The task was to autonomously detect a square window and fly through the center of the window in a given environment autonomously.
The catch: The training for the detection model had to be done entirely on simulated data.
Check the Report for an in-depth explanation: Report.pdf
- Data Generation
- Data Augmentation and Training a DL network
- Deployment and Testing
- Window Pose Estimation
1. Data generation and Augmentation
-
For this task, I created a model of the window in Blender. By randomly spawning the window in different poses I could capture images to create my training data set.
-
Since the model was created in Blender, and I had the coordinates of the 4 corners of the window, I could easily extract them and use these as my ground truth labels and masks.
-
Since there is a square-shaped hole in the window, we used the "Domain Randomization" technique to add different backgrounds in each image to create a diverse dataset. For this, we used the "Flying chairs" dataset and created 3000 images for our training set.
2. Data Augmentation and Training a DL model
-
For data augmentation, I used Roboflow for adding noise, rotations, and random crops to the images and expanded the original training dataset from 3000 to 24000.
-
Using PyTorch and the YOLOv8 instance segmentation model, I trained our model to segment windows in the real world.
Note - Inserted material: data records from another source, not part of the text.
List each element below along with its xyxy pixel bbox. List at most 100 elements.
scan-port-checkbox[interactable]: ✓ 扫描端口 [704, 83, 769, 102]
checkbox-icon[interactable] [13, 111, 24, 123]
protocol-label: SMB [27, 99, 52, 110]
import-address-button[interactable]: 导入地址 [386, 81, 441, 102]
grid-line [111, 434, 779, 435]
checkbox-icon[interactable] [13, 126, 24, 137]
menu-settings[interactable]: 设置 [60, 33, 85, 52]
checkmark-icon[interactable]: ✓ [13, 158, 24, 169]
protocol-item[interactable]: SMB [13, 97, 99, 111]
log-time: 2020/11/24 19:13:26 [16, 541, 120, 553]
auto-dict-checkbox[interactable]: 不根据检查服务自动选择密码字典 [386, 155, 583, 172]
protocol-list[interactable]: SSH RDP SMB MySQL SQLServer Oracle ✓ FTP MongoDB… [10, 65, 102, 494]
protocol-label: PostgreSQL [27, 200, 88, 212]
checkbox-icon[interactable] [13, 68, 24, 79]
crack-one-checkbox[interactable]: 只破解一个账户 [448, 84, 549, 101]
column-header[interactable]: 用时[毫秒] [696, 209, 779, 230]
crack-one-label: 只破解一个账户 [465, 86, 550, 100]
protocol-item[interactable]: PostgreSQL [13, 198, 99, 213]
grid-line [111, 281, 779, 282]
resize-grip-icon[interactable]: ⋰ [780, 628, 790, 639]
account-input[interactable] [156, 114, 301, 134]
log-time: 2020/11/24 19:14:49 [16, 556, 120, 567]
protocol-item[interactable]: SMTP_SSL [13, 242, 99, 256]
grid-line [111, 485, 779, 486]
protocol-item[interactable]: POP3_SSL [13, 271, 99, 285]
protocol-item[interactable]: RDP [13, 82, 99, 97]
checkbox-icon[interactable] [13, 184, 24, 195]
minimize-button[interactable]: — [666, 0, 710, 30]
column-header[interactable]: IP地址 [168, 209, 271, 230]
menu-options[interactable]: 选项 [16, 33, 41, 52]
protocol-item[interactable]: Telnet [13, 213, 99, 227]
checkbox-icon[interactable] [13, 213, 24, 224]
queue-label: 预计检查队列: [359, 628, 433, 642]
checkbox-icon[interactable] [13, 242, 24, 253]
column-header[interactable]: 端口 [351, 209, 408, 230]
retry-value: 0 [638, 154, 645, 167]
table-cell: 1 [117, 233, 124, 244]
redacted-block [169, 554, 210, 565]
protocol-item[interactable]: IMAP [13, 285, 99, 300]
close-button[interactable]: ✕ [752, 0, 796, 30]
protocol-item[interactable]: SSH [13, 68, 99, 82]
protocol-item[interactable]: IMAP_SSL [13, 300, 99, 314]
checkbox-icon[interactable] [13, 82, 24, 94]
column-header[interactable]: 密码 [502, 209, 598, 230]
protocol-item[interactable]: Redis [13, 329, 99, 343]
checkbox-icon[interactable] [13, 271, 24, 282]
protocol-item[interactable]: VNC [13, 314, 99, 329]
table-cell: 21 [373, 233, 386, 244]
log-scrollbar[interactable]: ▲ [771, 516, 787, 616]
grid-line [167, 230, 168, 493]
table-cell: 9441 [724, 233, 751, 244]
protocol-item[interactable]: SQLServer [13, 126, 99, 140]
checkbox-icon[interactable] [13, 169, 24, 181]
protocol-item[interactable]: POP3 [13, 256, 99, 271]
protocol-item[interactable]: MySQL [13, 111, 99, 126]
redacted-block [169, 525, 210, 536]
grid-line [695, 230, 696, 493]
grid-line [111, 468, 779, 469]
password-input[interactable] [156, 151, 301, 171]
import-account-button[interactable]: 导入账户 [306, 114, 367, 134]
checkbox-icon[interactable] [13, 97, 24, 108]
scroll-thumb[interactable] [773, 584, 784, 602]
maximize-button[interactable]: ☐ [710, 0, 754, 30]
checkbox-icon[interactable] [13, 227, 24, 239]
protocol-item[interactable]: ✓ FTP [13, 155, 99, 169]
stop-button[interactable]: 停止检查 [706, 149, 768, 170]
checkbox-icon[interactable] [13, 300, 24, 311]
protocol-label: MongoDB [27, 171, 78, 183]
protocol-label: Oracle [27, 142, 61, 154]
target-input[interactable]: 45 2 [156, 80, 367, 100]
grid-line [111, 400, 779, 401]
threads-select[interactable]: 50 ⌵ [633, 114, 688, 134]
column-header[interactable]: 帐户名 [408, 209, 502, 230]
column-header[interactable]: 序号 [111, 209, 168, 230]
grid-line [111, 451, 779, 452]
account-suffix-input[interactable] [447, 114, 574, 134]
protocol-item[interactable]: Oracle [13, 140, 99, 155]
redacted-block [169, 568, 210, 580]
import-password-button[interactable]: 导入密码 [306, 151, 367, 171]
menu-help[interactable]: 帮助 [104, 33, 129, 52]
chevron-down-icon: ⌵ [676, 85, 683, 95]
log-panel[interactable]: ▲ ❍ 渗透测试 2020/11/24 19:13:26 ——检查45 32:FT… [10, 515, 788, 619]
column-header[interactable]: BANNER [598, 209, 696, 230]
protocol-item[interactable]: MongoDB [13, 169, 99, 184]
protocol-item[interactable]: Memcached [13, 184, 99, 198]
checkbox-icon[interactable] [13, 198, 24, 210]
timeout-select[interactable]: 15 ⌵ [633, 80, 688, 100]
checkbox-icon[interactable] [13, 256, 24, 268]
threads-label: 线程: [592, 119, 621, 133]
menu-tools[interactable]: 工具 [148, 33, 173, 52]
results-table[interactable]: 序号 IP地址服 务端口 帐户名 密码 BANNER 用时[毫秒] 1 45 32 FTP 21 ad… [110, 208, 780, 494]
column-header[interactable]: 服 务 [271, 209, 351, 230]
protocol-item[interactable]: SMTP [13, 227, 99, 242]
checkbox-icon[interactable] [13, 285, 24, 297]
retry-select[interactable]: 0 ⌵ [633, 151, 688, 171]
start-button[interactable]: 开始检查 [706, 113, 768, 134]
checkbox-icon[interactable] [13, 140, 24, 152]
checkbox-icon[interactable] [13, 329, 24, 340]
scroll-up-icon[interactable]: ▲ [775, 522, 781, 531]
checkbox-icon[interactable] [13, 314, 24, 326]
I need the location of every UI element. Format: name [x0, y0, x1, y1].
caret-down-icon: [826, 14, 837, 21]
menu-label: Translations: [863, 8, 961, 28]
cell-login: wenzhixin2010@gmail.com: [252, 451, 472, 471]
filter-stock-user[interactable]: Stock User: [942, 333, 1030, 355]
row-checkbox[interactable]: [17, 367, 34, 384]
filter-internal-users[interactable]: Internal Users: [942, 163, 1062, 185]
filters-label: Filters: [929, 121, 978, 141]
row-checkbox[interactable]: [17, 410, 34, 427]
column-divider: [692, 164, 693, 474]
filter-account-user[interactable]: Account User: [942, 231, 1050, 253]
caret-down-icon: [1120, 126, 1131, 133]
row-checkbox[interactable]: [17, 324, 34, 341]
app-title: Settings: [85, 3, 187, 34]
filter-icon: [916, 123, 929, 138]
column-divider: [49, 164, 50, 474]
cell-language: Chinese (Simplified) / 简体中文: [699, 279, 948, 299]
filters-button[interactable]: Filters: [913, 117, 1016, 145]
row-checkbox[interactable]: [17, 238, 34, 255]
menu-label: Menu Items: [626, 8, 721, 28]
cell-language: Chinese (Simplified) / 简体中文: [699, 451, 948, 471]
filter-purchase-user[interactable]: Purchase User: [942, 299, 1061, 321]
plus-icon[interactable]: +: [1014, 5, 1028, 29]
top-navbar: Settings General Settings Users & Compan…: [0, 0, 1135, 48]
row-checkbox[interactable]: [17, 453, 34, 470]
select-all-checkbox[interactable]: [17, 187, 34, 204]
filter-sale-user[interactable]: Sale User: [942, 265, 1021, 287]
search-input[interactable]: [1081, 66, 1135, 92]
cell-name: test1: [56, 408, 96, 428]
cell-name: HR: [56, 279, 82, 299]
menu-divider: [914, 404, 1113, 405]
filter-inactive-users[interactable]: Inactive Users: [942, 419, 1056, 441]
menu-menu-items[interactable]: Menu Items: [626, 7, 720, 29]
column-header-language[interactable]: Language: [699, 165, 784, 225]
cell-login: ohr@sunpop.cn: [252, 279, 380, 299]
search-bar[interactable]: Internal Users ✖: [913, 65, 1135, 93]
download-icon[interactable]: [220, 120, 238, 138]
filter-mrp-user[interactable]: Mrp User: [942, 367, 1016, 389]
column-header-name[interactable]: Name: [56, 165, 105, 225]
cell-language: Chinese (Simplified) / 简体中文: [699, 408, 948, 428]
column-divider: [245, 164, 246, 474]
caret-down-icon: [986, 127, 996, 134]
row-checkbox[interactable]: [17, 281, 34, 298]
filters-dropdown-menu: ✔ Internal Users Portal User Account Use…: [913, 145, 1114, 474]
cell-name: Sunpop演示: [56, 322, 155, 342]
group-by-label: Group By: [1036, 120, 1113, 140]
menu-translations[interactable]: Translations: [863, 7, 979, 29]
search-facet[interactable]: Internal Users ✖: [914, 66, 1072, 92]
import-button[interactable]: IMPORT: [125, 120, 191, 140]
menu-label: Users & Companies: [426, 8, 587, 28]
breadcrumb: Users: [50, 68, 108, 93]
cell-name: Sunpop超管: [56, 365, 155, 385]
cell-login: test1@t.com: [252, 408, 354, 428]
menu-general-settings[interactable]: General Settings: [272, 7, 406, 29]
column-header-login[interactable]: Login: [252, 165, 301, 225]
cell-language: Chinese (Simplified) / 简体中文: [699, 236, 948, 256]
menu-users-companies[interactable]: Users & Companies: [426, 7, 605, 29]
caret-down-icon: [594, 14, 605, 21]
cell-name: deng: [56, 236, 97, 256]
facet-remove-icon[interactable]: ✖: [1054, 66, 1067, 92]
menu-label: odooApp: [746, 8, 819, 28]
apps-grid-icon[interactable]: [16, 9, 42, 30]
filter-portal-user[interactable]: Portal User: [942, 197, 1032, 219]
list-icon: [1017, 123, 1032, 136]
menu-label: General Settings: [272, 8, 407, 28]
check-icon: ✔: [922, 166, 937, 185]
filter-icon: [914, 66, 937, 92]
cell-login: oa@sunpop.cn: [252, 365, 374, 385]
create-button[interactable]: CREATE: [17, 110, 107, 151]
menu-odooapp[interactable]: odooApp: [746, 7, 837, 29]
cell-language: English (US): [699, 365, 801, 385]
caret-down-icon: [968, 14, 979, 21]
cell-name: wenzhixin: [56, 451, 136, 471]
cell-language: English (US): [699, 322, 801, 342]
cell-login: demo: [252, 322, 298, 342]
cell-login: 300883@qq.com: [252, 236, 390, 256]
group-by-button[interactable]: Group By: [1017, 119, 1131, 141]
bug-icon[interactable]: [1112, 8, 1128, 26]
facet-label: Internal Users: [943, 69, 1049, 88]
3. Deployment and Testing:
- Our drone was a DJI TelloEDU and we were using NVIDIA's JETSON Orin Nano as a computer. Even though we were using the YOLOv8-nano model, it was still too big as we were running multiple networks in parallel. We converted our segmentation model using Tensor RT SDK to optimize the runtime in real-time.
4. Pose Estimation:
- After testing the model on frames captured from the drone's camera, we got accurate segmentation masks and the four corners for the windows in the environments. The next step was to use OpenCV's SolvePnP function to get the pose in real world so the drone could be commanded to fly through the gate.